The Lexow Committee, ironically headquartered at the Tweed Courthouse on Chambers Street, examined evidence from Parkhurst's City Vigilance League, as well as undertook its own investigations. The Lexow Committee uncovered police involvement in extortion, bribery, counterfeiting, voter intimidation, election fraud, brutality, and scams. Attention focused on [William] Devery, then a police captain, who stonewalled before the committee by only responding vaguely to questions: "touchin' on and appertainin' to that matter, I disremember." The state probe and Devery's impudent testimony prodded the police commissioners to clean house. Charged with accepting bribes, Devery feigned illness and his case never reached trial, although he was temporarily demoted.

One newspaper wrote about the hearing that it was "[t]he most detailed accounting of municipal malfeasance in history."

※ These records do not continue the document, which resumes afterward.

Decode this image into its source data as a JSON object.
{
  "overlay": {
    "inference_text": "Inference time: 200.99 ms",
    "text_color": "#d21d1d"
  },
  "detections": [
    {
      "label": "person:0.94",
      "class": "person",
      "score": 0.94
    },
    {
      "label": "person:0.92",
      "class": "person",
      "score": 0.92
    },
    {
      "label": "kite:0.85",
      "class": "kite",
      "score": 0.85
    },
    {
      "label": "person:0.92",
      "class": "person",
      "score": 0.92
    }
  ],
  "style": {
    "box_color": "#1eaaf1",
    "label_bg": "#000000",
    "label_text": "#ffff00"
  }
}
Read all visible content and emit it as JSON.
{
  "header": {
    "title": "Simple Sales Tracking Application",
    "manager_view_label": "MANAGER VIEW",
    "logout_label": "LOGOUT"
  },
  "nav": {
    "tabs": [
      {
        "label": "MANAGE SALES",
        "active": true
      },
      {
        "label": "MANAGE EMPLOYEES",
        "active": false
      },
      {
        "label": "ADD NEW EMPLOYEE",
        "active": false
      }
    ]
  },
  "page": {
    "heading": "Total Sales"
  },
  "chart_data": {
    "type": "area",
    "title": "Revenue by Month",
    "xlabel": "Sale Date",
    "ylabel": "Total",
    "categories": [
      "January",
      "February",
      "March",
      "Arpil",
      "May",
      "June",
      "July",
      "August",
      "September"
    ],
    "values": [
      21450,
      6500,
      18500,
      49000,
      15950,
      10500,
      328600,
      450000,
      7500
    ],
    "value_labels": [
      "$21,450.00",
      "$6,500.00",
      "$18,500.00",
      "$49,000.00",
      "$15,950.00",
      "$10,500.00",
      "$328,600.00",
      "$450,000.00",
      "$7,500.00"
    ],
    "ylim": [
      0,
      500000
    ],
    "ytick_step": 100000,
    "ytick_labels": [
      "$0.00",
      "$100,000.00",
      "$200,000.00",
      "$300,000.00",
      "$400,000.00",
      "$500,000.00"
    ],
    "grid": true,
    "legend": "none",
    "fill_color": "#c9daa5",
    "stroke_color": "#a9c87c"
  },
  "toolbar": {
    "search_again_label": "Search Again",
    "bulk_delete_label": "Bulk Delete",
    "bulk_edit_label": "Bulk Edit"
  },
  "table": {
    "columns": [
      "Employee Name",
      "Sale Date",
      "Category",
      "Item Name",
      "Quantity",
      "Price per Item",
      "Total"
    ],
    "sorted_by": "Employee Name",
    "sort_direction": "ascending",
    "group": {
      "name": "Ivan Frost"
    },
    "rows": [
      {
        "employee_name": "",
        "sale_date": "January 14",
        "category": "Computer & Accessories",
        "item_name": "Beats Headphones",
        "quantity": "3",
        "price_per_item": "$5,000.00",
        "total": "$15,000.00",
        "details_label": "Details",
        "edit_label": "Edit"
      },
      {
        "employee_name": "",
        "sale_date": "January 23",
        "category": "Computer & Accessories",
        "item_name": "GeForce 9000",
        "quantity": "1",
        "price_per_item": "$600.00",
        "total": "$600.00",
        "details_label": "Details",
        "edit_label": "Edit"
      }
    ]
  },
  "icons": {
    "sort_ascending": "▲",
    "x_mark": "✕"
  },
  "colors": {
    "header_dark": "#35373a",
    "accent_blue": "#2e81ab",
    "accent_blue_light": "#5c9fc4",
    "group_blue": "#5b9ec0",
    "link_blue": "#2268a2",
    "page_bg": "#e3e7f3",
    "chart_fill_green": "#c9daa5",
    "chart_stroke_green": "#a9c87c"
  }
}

It was discovered that the promotion of officers was largely dependent on the payment for a position, and that that payment was largely recovered from the protection of vice businesses including prostitution. A Captain Timothy J. Creedon describes how he paid $15,000 to obtain a captain's rank. He did not achieve this rank prior to this payment even though his examination score for promotion was a 97.82. Originally, he was quoted a price of $12,000, but his Tammany district leader, John W. Reppenhagen, told Creedon that another officer had already come up with that amount and the new price was $15,000, which Creedon paid. Creedon also revealed that a portion of that cost was paid by local businesses. The committee also revealed that when the police did go after prostitutes, they were largely independent street walkers, and even then, Tammany made a profit with its control of the bail system.

==Impact==
The boss of Tammany Hall, Richard Croker, left for his European residences for a period of three years at the onset of the committee. A new Committee of Seventy was formed, again largely consisting of upper-class reformers, and in the mayoral election of 1894, Republican William L. Strong won.

==Key participants==

===Committee===
- Clarence Lexow Chairman
- Daniel Bradley Member
- Jacob A. Cantor Member
- Edmund O'Connor Member
- George W. Robertson Member
- John W. Goff, Chief Counsel
- William Travers Jerome, Associate Counsel
- Frank Moss (lawyer), Associate Counsel
- William A. Sutherland, Associate Counsel

===Police===
- William "Big Bill" Devery last superintendent of the New York City Police Department police commission and the first police chief in 1898.
- Alexander S. "Clubber" Williams, New York City Police Department Inspector, popularly known as the "Czar of the Tenderloin".
- Thomas F. Byrnes, head of the New York City Police Department detective department from 1880 until 1895
- Max F. Schmittberger, New York City Police Department precinct captain in the Tenderloin district, star witness

===Social reformer===
- Charles Henry Parkhurst

===Policy dealers===
- Al Adams "Al has the most ... sheets, and he is the biggest man, and has the most money, and has the biggest pile." "He is called the king of the policy dealers." "Al Adams has from Fourteenth street up on the west side mostly."
- Jake Shipsey
- Cornelius P. Parker
- Charles Frederick Lindauer (1836-1921), a.k.a. Charlie Lindauer
- William Meyers a.k.a. Billy Meyers "Billy Meyers is a backer on the east side, around the Hebrew district, and up about as far as Sixth street"
- Edward Hogan a.k.a. Ed Hogan
- Richard Gammon, a.k.a. Dick Gammon
- William Morton a.k.a. Billy Morton "he has mostly down about South and Broad streets."